De onde vem a influência desse seu timbre sedutor? É do Nat King Cole ou é pessoal? Deve ser pessoal, porque não estudei para isso. Às vezes toco aqui no peito [canta notas graves] e sinto a ressonância dos graves.
Diz a lenda que você é o precursor do metrossexualismo no Brasil. É verdade? É. Eu já peguei a fase das pessoas fazendo plásticas... Eu fiz três, me dei muito bem, foi um sucesso. Tem a coisa da maquiagem...
Belos anéis, boas roupas... Isso.
E quem é que cuida do seu cabelo, Cauby? Eu mesmo. Mas às vezes, quando está embaraçado, tem uma pessoa perto de casa que dá um jeitinho.
Talentoso... Você gosta de perfumes? Xi!
Como é o assédio dos seus fãs, a tietagem? Ah... eu adoro.

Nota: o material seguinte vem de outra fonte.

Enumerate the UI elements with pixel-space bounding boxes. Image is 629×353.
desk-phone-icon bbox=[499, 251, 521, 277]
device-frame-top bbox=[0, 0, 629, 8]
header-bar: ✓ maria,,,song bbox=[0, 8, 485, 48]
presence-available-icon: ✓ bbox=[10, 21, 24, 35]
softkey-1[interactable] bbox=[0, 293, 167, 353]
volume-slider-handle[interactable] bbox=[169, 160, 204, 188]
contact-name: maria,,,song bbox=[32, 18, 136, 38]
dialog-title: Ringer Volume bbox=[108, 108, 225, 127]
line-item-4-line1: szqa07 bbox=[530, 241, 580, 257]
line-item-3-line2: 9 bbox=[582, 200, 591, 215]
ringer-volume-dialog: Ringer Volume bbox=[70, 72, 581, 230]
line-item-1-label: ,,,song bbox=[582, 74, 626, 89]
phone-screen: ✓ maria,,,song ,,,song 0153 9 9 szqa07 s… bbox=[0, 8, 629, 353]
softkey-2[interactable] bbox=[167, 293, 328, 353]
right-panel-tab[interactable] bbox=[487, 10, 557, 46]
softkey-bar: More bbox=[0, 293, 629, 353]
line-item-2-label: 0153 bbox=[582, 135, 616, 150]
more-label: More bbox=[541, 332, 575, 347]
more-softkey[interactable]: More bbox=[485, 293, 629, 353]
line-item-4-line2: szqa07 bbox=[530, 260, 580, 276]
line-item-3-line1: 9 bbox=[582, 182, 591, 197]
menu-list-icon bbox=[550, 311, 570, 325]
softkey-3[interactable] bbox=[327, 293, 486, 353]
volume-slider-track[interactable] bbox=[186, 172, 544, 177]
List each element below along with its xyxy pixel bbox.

Nos anos 50 os fãs rasgavam as suas roupas... É. Porque o brasileiro é muito afetuoso. E eu também sou. Quando alguém vem me cumprimentar leva um abraço, um beijinho e tal.

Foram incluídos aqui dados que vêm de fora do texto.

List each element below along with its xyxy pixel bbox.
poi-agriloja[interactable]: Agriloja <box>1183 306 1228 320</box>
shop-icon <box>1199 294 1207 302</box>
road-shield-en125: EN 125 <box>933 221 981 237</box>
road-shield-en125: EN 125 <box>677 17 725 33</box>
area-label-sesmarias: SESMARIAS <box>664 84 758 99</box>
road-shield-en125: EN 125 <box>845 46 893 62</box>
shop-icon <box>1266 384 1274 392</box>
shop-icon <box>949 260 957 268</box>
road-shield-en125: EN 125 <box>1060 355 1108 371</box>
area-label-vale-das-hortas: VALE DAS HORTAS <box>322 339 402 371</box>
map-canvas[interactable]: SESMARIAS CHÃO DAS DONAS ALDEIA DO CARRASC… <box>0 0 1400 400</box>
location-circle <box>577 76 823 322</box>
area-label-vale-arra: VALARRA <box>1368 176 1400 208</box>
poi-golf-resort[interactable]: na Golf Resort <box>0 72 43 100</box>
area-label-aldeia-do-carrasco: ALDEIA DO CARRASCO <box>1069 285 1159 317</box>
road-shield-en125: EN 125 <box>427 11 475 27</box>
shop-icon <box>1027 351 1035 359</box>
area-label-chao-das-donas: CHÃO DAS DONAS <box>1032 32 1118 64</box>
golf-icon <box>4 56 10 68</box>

Eu soube que o assédio dos fãs era tão intenso que você já ficou de cueca. Mas eu fiz por onde. Estava cheio de fotógrafos, ia acontecer, e um deles disse: “Tira, tira a roupa”, e eu fui tirando... ingênuo ainda.
Você fez um strip, Cauby? Fiz um strip. Depois corri até a rádio Mayrink Veiga, que ficava duas esquinas depois, lá no Rio [risos]. Foi um escândalo, né?

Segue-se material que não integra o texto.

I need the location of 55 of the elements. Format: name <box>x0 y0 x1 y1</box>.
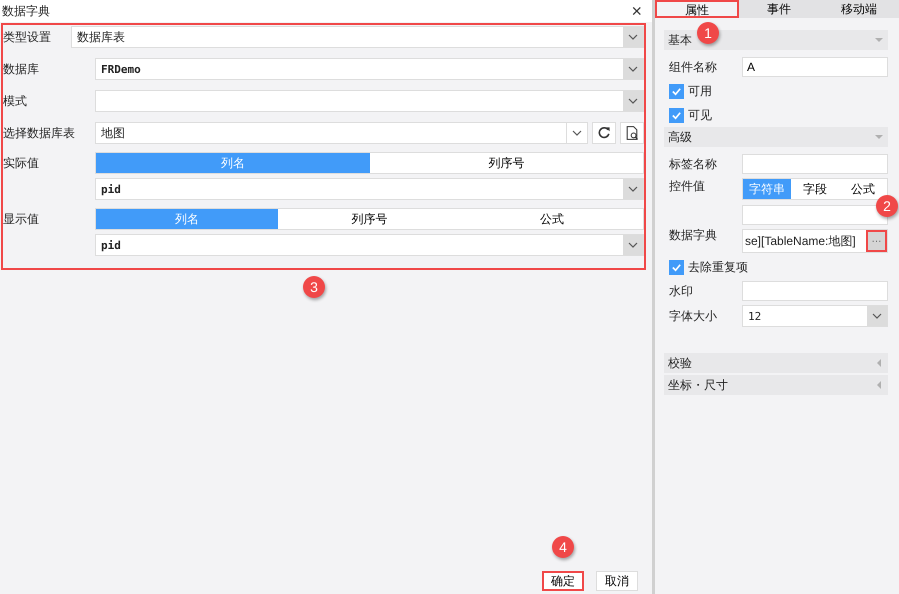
preview-button[interactable] <box>620 122 644 144</box>
chevron-down-icon <box>867 306 887 326</box>
refresh-button[interactable] <box>592 122 616 144</box>
property-label: 数据字典 <box>669 227 718 244</box>
property-label: 控件值 <box>669 178 706 195</box>
section-header[interactable]: 坐标・尺寸 <box>664 375 888 395</box>
field-label: 显示值 <box>3 211 40 228</box>
check-icon <box>671 86 682 96</box>
property-label: 水印 <box>669 282 694 300</box>
panel-tab[interactable]: 属性 <box>655 0 739 18</box>
callout-badge: 4 <box>552 536 574 558</box>
chevron-down-icon <box>623 59 643 79</box>
checkbox-label: 可见 <box>688 106 712 124</box>
chevron-down-icon <box>623 179 643 199</box>
dropdown-field[interactable]: 数据库表 <box>71 26 644 48</box>
section-header[interactable]: 校验 <box>664 353 888 373</box>
more-button[interactable]: ··· <box>866 230 887 252</box>
dropdown-field[interactable]: FRDemo <box>95 58 644 80</box>
property-label: 字体大小 <box>669 308 718 324</box>
dialog-button[interactable]: 确定 <box>542 571 584 591</box>
dropdown-field[interactable]: 12 <box>742 305 888 327</box>
chevron-down-icon <box>623 27 643 47</box>
check-icon <box>671 262 682 272</box>
checkbox-label: 去除重复项 <box>688 258 748 276</box>
input-field[interactable]: se][TableName:地图] <box>743 232 866 250</box>
callout-badge: 2 <box>876 195 898 217</box>
refresh-icon <box>596 125 612 141</box>
callout-badge: 3 <box>303 276 325 298</box>
section-header[interactable]: 高级 <box>664 127 888 147</box>
checkbox[interactable] <box>669 108 684 122</box>
chevron-down-icon <box>623 91 643 111</box>
input-field[interactable]: A <box>742 57 888 77</box>
property-label: 组件名称 <box>669 58 718 76</box>
dialog-title: 数据字典 <box>2 2 50 20</box>
input-field[interactable] <box>742 281 888 301</box>
input-field[interactable] <box>742 154 888 174</box>
dialog-button[interactable]: 取消 <box>596 571 638 591</box>
close-button[interactable]: × <box>627 2 646 20</box>
field-label: 类型设置 <box>3 29 52 46</box>
dropdown-field[interactable]: pid <box>95 178 644 200</box>
field-label: 数据库 <box>3 61 40 78</box>
callout-badge: 1 <box>697 22 719 44</box>
checkbox[interactable] <box>669 260 684 274</box>
property-label: 标签名称 <box>669 156 718 172</box>
document-search-icon <box>624 125 640 141</box>
field-label: 实际值 <box>3 155 40 172</box>
field-label: 选择数据库表 <box>3 125 76 142</box>
checkbox-label: 可用 <box>688 82 712 100</box>
checkbox[interactable] <box>669 84 684 98</box>
chevron-down-icon <box>623 235 643 255</box>
check-icon <box>671 110 682 120</box>
dropdown-field[interactable] <box>95 90 644 112</box>
dropdown-field[interactable]: 地图 <box>95 122 588 144</box>
dropdown-field[interactable]: pid <box>95 234 644 256</box>
field-label: 模式 <box>3 93 28 110</box>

E como as mulheres te assediavam? Meu empresário [Di Veras] era marqueteiro. Quando apareceu a febre asiática, ele me botou na cama. Minha irmã estava no quarto do hotel e ouviu um barulho diferente. Acreditem, tinha uma garota nua embaixo da cama.
E aí? Ela foi pra cima? Acho que eu fui pra baixo [risos].
Fiquei sabendo de uma história que você teve que ir banido para Portugal... É, depois disseram que o filho era meu. Você vê como são as coisas? [Risos.]
Como foi essa história? Eu me apaixonei por uma mulher, e o namorado dela disse que ia me matar. E aí meu irmão, o Moacir, disse: “Eu te dou um dinheiro, você pega um avião e vai para Portugal”.
Você teve muitas mulheres apaixonadas por ti? Muitas, muitas mesmo.
E os homens também te cobiçam? Eles querem ser Cauby? Eu acho que sim [risos].
Tem uma passagem na sua vida que os fãs pediam para cortar seus cachos. Você dava? Dava sim.
E se o cara pegasse o seu cabelo e fosse fazer uma quizumba pra ti? Não, não. Não acreditava nessas coisas, não.
Como você lida com as novas gerações que querem conhecer Cauby Peixoto? Não é difícil, não. Basta eu cantar um repertório de músicas de sucesso que o público vai lembrar, vai aplaudir, vai gostar.
Cauby, o que é o palco para você? É tudo. Eu posso estar aborrecido, triste. No palco acaba tudo... é uma terapia.